Posłowie opozycji oraz wszyscy goście oceniali projekt negatywnie, zaproponowano poprawki oraz powołanie podkomisji w tej sprawie. Ostatecznie wniosek o powołanie podkomisji nie został przyjęty, a projekt ustawy został przyjęły większością głosów. Z ramienia Prezydium Naczelnej Rady Lekarskiej w posiedzeniu wziął udział wiceprezes NRL Andrzej Cisło, który zaprezentował stanowisko samorządu lekarskiego dotyczące omawianego projektu ustawy. – Ustawa wykreuje takie obowiązki i dokona takiej segmentacji środków na leczenie stomatologiczne, że zabraknie pieniędzy na opiekę nad osobami dorosłymi – ostrzegał prezes Cisło. – Stomatologii dziecięcej nie da się realizować bez wsparcia środkami publicznymi. Gabinet pedodontyczny nie ma ekonomicznej racji bytu w mieście mniejszym niż 80 tys. mieszkańców. To powoduje, że młodzi lekarze kończący studia muszą zapewnić sobie pracę na najbliższych czterdzieści lat, dlatego szukają swojej przyszłości w obszarach stomatologii odtwórczej dla dorosłych – wyjaśniał.

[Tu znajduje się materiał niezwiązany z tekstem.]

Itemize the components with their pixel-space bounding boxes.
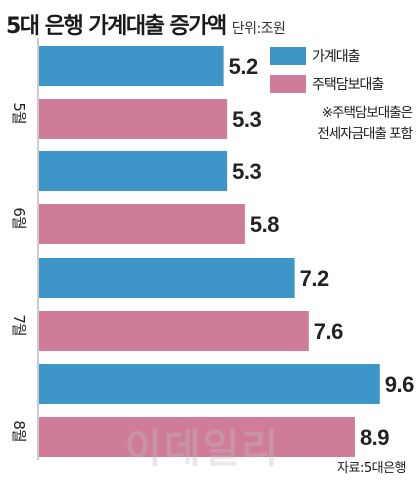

Trzeba zwiększyć nakłady na stomatologię i uzupełnić to, co zabierze się dorosłym. Zauważył też, że problemem będą kadry – nie zostanie etatów na leczenie dorosłych. Podkreślił, że głos samorządu jest apolityczny. Zaniedbania w obszarze leczenia stomatologicznego określił jako brak pomysłu na stomatologię przez lata. – Apelowaliśmy niedawno z prezesem NRL, Andrzejem Matyją, o zorganizowanie debaty poświęconej sytuacji stomatologii w Polsce i poważne podejście do wyceny świadczeń. Jeśli tego nie będzie, wciąż będziemy udawać, że jakiś problem załatwiamy, a tak naprawdę tylko przesuwamy pionki, nie rozwiązując problemów – tłumaczył. – Apeluję do państwa o zastanowienie, bo ustawa ta wykreuje konkretny obowiązek dla organów szkoły, a NFZ podejdzie do tego z powagą, to system leczenia stomatologicznego się rozsypie – ostrzegał prezes Cisło.